Ireland has been downgraded in a US ranking of countries that are meeting minimum standards for the elimination of human trafficking.

In its landmark Trafficking of Persons Report 2018, the US State Department relegated Ireland from Tier 1 to Tier 2 — categorising those countries which, while making significant efforts, are not meeting US minimum standards.

It said that although Ireland had made significant efforts, by collaborating with international investigations and increasing funding for victim services, these were not “serious and sustained”, compared to its record in the previous year.

The report, just published, said: “The government has not obtained a trafficking conviction since the law was amended, in 2013; it initiated only three prosecutions in 2017, and had chronic deficiencies in victim-identification and referral.”

It said the Government had “decreased” law-enforcement efforts. It said 115 new trafficking-related cases were initiated in 2017, compared to 90 in 2016 and 91 in 2015.

It said most of these cases did not involve trafficking by force, fraud, or coercion for exploitation.

It said that 65 of the 115 involved sexual exploitation, 35 involved labour exploitation, five involved forced criminality, five involved immigration offences, one involved organised begging, and two were uncategorised.

The authorities prosecuted three individuals for forced labour, and two additional trafficking cases, with six perpetrators, were awaiting trial.

It said the Government identified 103 suspected trafficking victims (including four child victims), compared to 95 in 2016 and 78 in 2015.

Of the victims identified, 63 were exploited in sex trafficking and 35 in labour trafficking. Some 68 victims were female and 35 male, and 28 were Irish, 14 Romanian, 12 Indonesian, and 12 Nigerian.

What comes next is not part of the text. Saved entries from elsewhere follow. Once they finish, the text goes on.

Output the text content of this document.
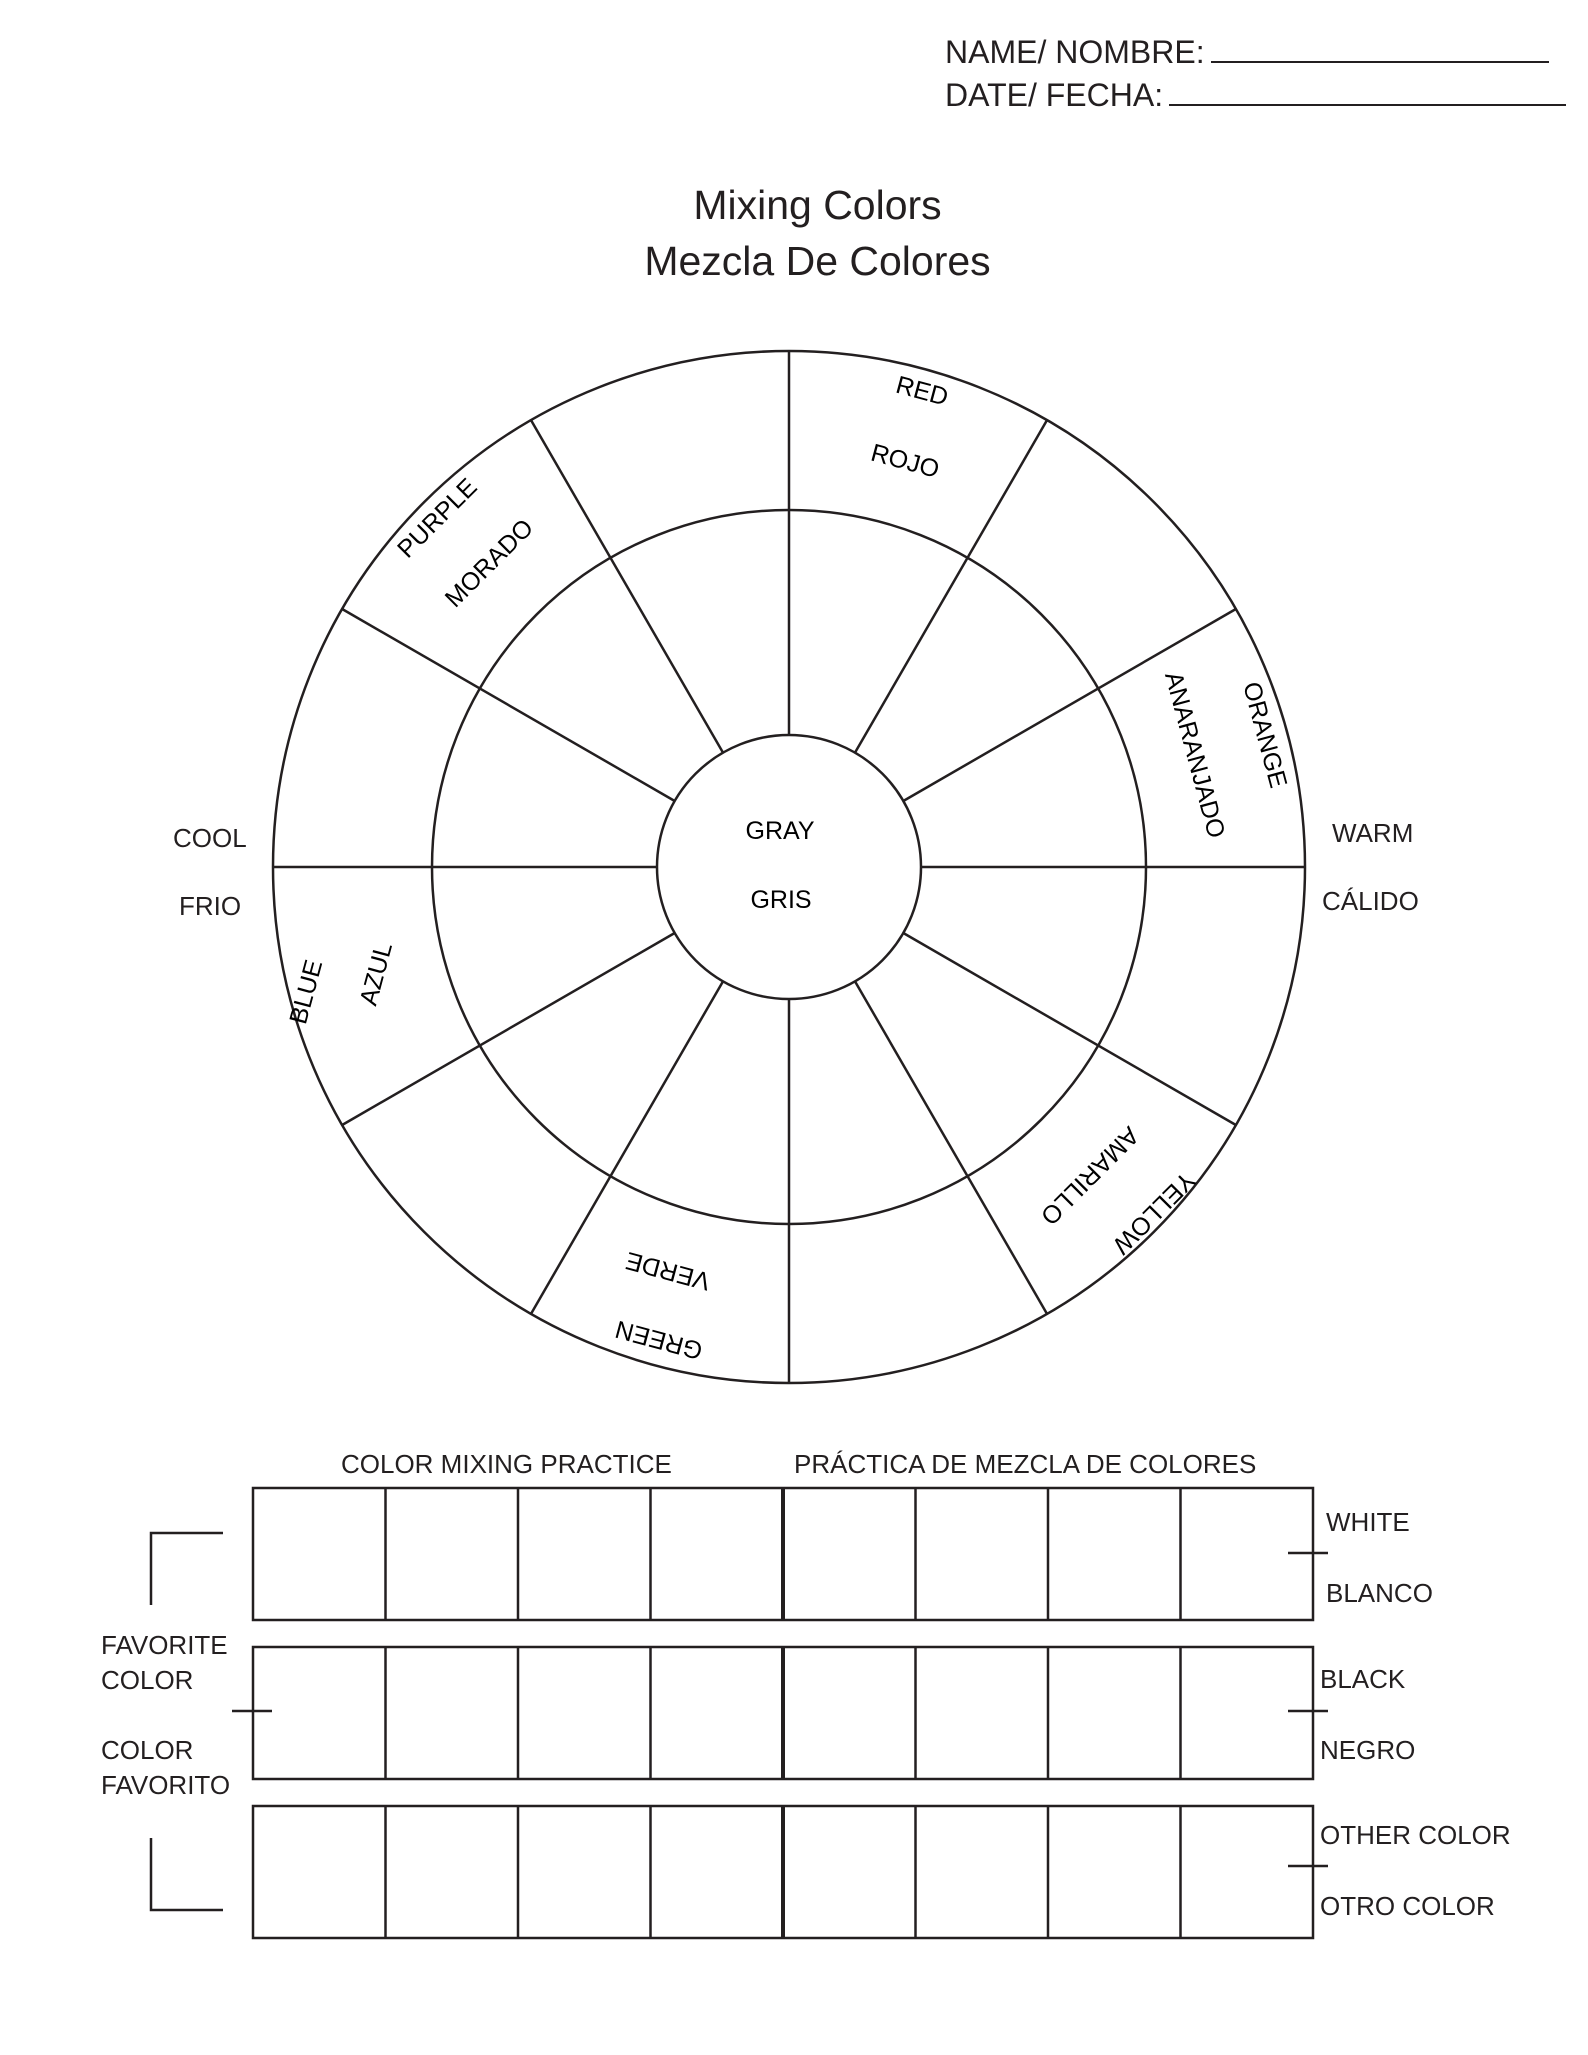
NAME/ NOMBRE:
DATE/ FECHA:
Mixing Colors
Mezcla De Colores
GRAY
GRIS
RED
ROJO
ORANGE
ANARANJADO
YELLOW
AMARILLO
GREEN
VERDE
BLUE AZUL
PURPLE
MORADO
COOL
FRIO
WARM
CÁLIDO
COLOR MIXING PRACTICE	PRÁCTICA DE MEZCLA DE COLORES
FAVORITE
COLOR
COLOR
FAVORITO
WHITE
BLANCO
BLACK
NEGRO
OTHER COLOR
OTRO COLOR
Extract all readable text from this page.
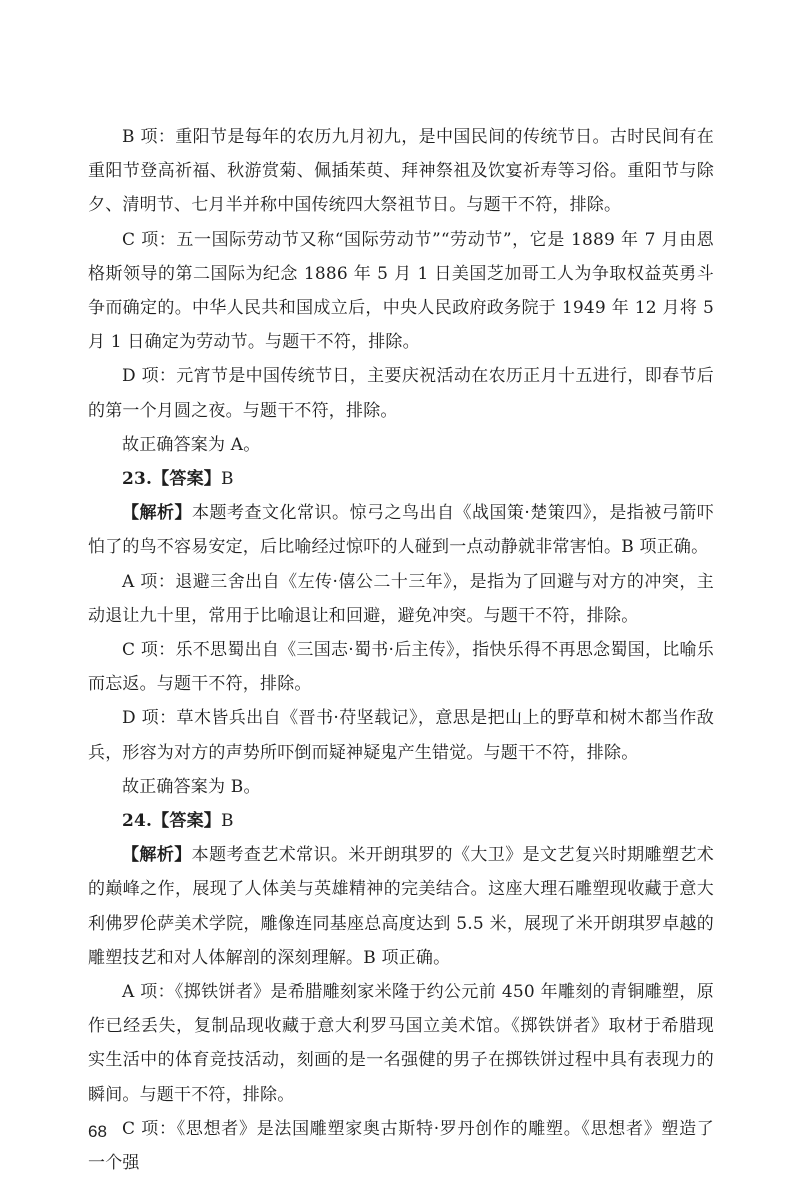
B 项：重阳节是每年的农历九月初九，是中国民间的传统节日。古时民间有在重阳节登高祈福、秋游赏菊、佩插茱萸、拜神祭祖及饮宴祈寿等习俗。重阳节与除夕、清明节、七月半并称中国传统四大祭祖节日。与题干不符，排除。

C 项：五一国际劳动节又称“国际劳动节”“劳动节”，它是 1889 年 7 月由恩格斯领导的第二国际为纪念 1886 年 5 月 1 日美国芝加哥工人为争取权益英勇斗争而确定的。中华人民共和国成立后，中央人民政府政务院于 1949 年 12 月将 5 月 1 日确定为劳动节。与题干不符，排除。

D 项：元宵节是中国传统节日，主要庆祝活动在农历正月十五进行，即春节后的第一个月圆之夜。与题干不符，排除。

故正确答案为 A。

23.【答案】B

【解析】本题考查文化常识。惊弓之鸟出自《战国策·楚策四》，是指被弓箭吓怕了的鸟不容易安定，后比喻经过惊吓的人碰到一点动静就非常害怕。B 项正确。

A 项：退避三舍出自《左传·僖公二十三年》，是指为了回避与对方的冲突，主动退让九十里，常用于比喻退让和回避，避免冲突。与题干不符，排除。

C 项：乐不思蜀出自《三国志·蜀书·后主传》，指快乐得不再思念蜀国，比喻乐而忘返。与题干不符，排除。

D 项：草木皆兵出自《晋书·苻坚载记》，意思是把山上的野草和树木都当作敌兵，形容为对方的声势所吓倒而疑神疑鬼产生错觉。与题干不符，排除。

故正确答案为 B。

24.【答案】B

【解析】本题考查艺术常识。米开朗琪罗的《大卫》是文艺复兴时期雕塑艺术的巅峰之作，展现了人体美与英雄精神的完美结合。这座大理石雕塑现收藏于意大利佛罗伦萨美术学院，雕像连同基座总高度达到 5.5 米，展现了米开朗琪罗卓越的雕塑技艺和对人体解剖的深刻理解。B 项正确。

A 项：《掷铁饼者》是希腊雕刻家米隆于约公元前 450 年雕刻的青铜雕塑，原作已经丢失，复制品现收藏于意大利罗马国立美术馆。《掷铁饼者》取材于希腊现实生活中的体育竞技活动，刻画的是一名强健的男子在掷铁饼过程中具有表现力的瞬间。与题干不符，排除。

C 项：《思想者》是法国雕塑家奥古斯特·罗丹创作的雕塑。《思想者》塑造了一个强

68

Experts raised concerns about the Government’s “inability” to identify trafficking victims, and NGOs and other front-line responders did not have a formal role in the identification process.

The report said that no legally-mandated psychological assistance was provided for victims of trafficking and said counselling services provided by NGOs were insufficient.

It said the Government had not made efforts “to reduce the demand for sex trafficking or forced labour” and did not fund the operation of a national hotline on trafficking.

It did note that the Garda Síochána had a dedicated email for reports of trafficking and took action stemming from 31 emails.

The report said that, as it had stated over the past five years, Ireland was a destination and a source country for women, men, and children subjected to sex trafficking and forced labour, including forced criminal activity.

It said victims came from Africa, Asia, and Eastern Europe.

“Authorities have reported an increase in suspected victims from Nigeria, Romania, Indonesia, Brazil, and Pakistan,” the report said.

“Victims of forced labour have been identified in domestic work, the restaurant industry, waste-management, fishing, seasonal agriculture and car-washing services.”

It added: “Vietnamese and Chinese men, who have been prosecuted and sentenced for cannabis cultivation, report indicators of forced labour, such as document-retention, restriction of movement and non-payment of wages.”

The report said the Government indicated that forced labour in the country was growing.